In Bidar, children were interrogated over a school play on the citizenship laws, parents charged with sedition and women jailed, producing global outrage.

As a result of all this and more, in large parts of India there is heavy popular mobilisation against the NPR and the CAA. Tamil Nadu alone saw mass protests in Chennai, Tirunelveli, Vellore, Coimbatore, Thoothukudi, Tiruchi, Madurai, Salem and Krishnagiri on February 18. These were protests that in many cities required the deployment of the entire police force to manage. This is unsustainable in a country the size of India. 

The enumerators who will go door-to-door from April 1 will be low level employees, teachers and such, who will have little incentive to pursue the data collection in the face of resistance and hostility. The National Sample Survey (NSS) data is being affected by the anxieties over citizenship. In January, officials in Guntur were attacked while on a routine data collection exercise. The deputy director general of the NSS in West Bengal said data on education, sanitation and employment was difficult to gather because of “mistrust and acrimony.”
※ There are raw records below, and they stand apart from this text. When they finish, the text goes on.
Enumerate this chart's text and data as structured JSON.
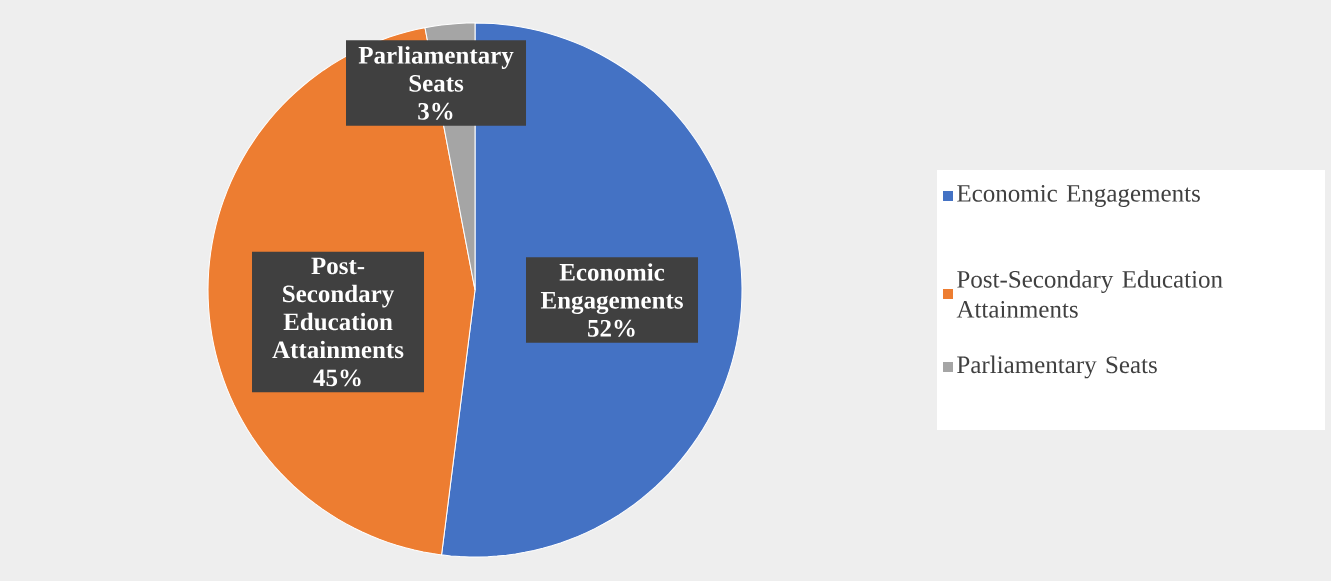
{
  "chart_data": {
    "type": "pie",
    "categories": [
      "Economic Engagements",
      "Post-Secondary Education Attainments",
      "Parliamentary Seats"
    ],
    "values": [
      52,
      45,
      3
    ],
    "colors": [
      "#4472c4",
      "#ed7d31",
      "#a5a5a5"
    ],
    "value_labels": [
      "52%",
      "45%",
      "3%"
    ],
    "legend": "right"
  }
}
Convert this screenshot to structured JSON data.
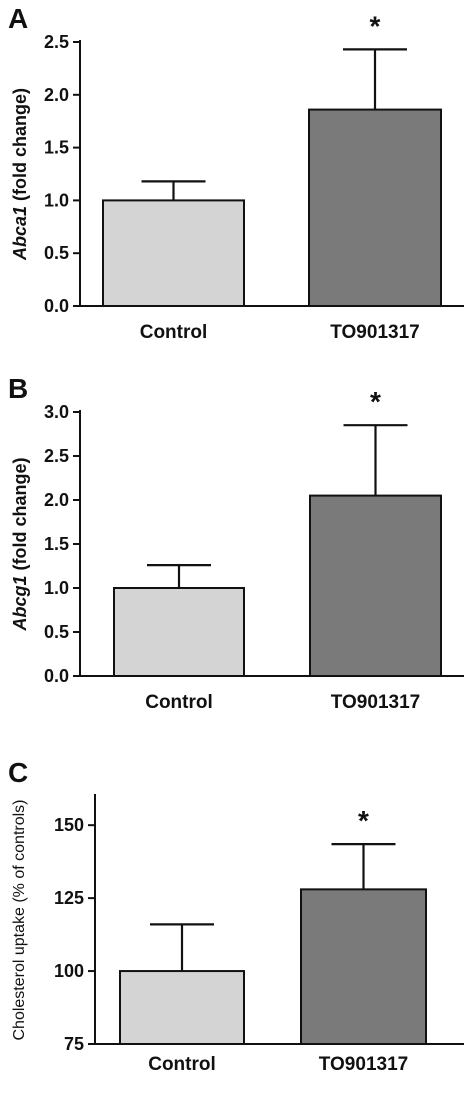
{
  "chart_data": [
    {
      "type": "bar",
      "panel": "A",
      "categories": [
        "Control",
        "TO901317"
      ],
      "values": [
        1.0,
        1.86
      ],
      "errors": [
        0.18,
        0.57
      ],
      "significance": [
        "",
        "*"
      ],
      "ylabel_gene": "Abca1",
      "ylabel_rest": " (fold change)",
      "ylim": [
        0,
        2.5
      ],
      "yticks": [
        "0.0",
        "0.5",
        "1.0",
        "1.5",
        "2.0",
        "2.5"
      ],
      "colors": [
        "#d4d4d4",
        "#7a7a7a"
      ]
    },
    {
      "type": "bar",
      "panel": "B",
      "categories": [
        "Control",
        "TO901317"
      ],
      "values": [
        1.0,
        2.05
      ],
      "errors": [
        0.26,
        0.8
      ],
      "significance": [
        "",
        "*"
      ],
      "ylabel_gene": "Abcg1",
      "ylabel_rest": " (fold change)",
      "ylim": [
        0,
        3.0
      ],
      "yticks": [
        "0.0",
        "0.5",
        "1.0",
        "1.5",
        "2.0",
        "2.5",
        "3.0"
      ],
      "colors": [
        "#d4d4d4",
        "#7a7a7a"
      ]
    },
    {
      "type": "bar",
      "panel": "C",
      "categories": [
        "Control",
        "TO901317"
      ],
      "values": [
        100,
        128
      ],
      "errors": [
        16,
        15.5
      ],
      "significance": [
        "",
        "*"
      ],
      "ylabel_gene": "",
      "ylabel_rest": "Cholesterol uptake (% of controls)",
      "ylim": [
        75,
        160
      ],
      "yticks": [
        "75",
        "100",
        "125",
        "150"
      ],
      "colors": [
        "#d4d4d4",
        "#7a7a7a"
      ]
    }
  ]
}
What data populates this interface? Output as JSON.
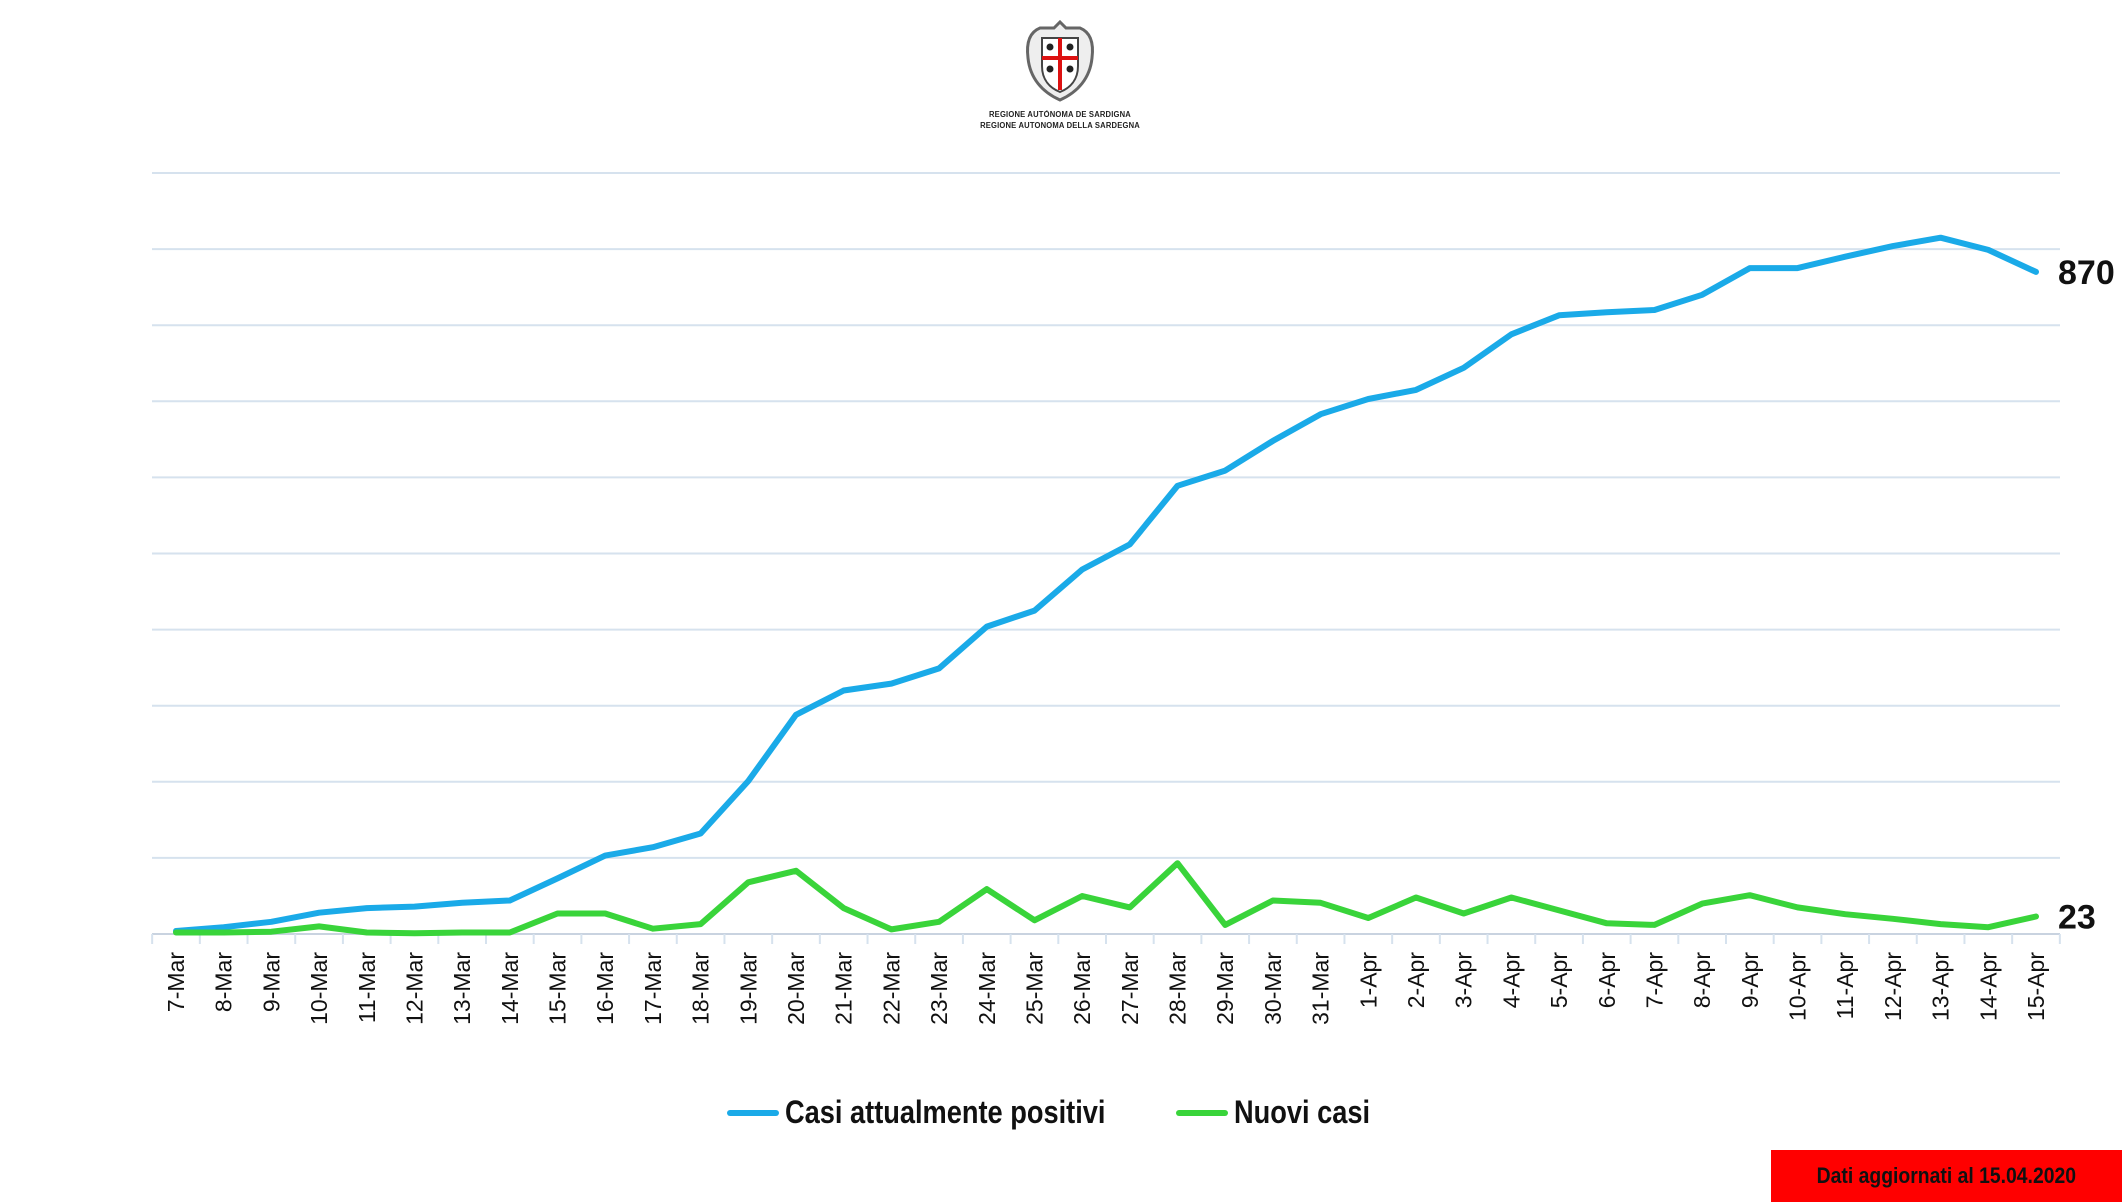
{
  "logo": {
    "line1": "REGIONE AUTÒNOMA DE SARDIGNA",
    "line2": "REGIONE AUTONOMA DELLA SARDEGNA"
  },
  "chart_data": {
    "type": "line",
    "title": "",
    "xlabel": "",
    "ylabel": "",
    "ylim": [
      0,
      1000
    ],
    "y_gridline_step": 100,
    "y_tick_labels_shown": false,
    "grid": true,
    "legend_position": "bottom",
    "categories": [
      "7-Mar",
      "8-Mar",
      "9-Mar",
      "10-Mar",
      "11-Mar",
      "12-Mar",
      "13-Mar",
      "14-Mar",
      "15-Mar",
      "16-Mar",
      "17-Mar",
      "18-Mar",
      "19-Mar",
      "20-Mar",
      "21-Mar",
      "22-Mar",
      "23-Mar",
      "24-Mar",
      "25-Mar",
      "26-Mar",
      "27-Mar",
      "28-Mar",
      "29-Mar",
      "30-Mar",
      "31-Mar",
      "1-Apr",
      "2-Apr",
      "3-Apr",
      "4-Apr",
      "5-Apr",
      "6-Apr",
      "7-Apr",
      "8-Apr",
      "9-Apr",
      "10-Apr",
      "11-Apr",
      "12-Apr",
      "13-Apr",
      "14-Apr",
      "15-Apr"
    ],
    "series": [
      {
        "name": "Casi attualmente positivi",
        "color": "#1aaae8",
        "end_label": "870",
        "values": [
          4,
          9,
          16,
          28,
          34,
          36,
          41,
          44,
          73,
          103,
          114,
          132,
          201,
          288,
          320,
          329,
          349,
          404,
          425,
          479,
          512,
          589,
          609,
          648,
          683,
          703,
          715,
          744,
          788,
          813,
          817,
          820,
          840,
          875,
          875,
          890,
          904,
          915,
          899,
          870
        ]
      },
      {
        "name": "Nuovi casi",
        "color": "#39d43a",
        "end_label": "23",
        "values": [
          2,
          2,
          3,
          10,
          2,
          1,
          2,
          2,
          27,
          27,
          7,
          13,
          68,
          83,
          34,
          6,
          16,
          59,
          18,
          50,
          35,
          93,
          12,
          44,
          41,
          21,
          48,
          27,
          48,
          31,
          14,
          12,
          40,
          51,
          35,
          26,
          20,
          13,
          9,
          23
        ]
      }
    ]
  },
  "footer": {
    "update_label": "Dati aggiornati al 15.04.2020",
    "update_bg": "#ff0000"
  }
}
The former chief statistician of India Pronab Sen said that this was a new sort of problem. In an interview with The Indian Express he said that “attacks on field investigators of the NSS is not new. It has happened before, essentially when they asked questions on either household incomes or household assets… so, this has happened earlier, but not too often, because over time people got fairly comfortable knowing that NSS surveys happen.” He added that this time it was different. 
“First, you are going to have the population register starting with the (Census) house-listing operations. The house-listing operation is a key step in our critical analysis because that’s the basis on which the entire country is divided into enumeration blocks and then, the Census enumerators are given specific enumerator blocks. So, the enumeration blocks are at the heart of the Census operation. If you have problems in getting that done and if you get resistance to that, the Census is in deep trouble.” 

He said that we “may well have a situation where you are unable to do the Census properly and if the Census is not done properly, then for the next 10 years, no household survey would be reliable because all household surveys rely on the Census as the frame. If this (Census) runs into problems, and there’s a danger that it might, then for the next 11 years, you are in trouble”. 

What is at stake is credible data for a decade. The state will exhaust itself trying to implement something for which there is no demand from any section, which has resistance from not just parts of the polity, including opposition states, but also mass mobilisation of the sort we have not seen in a long time.

We have not even considered the fact that powerful voices around the world, including the United Nations Secretary General, elements within the European Union and the United States Congress, are concerned and vocal about what is happening in India.

It doesn’t make sense for the government to push through with the NPR exercise in these circumstances and the sooner it realises this and makes it public, the better.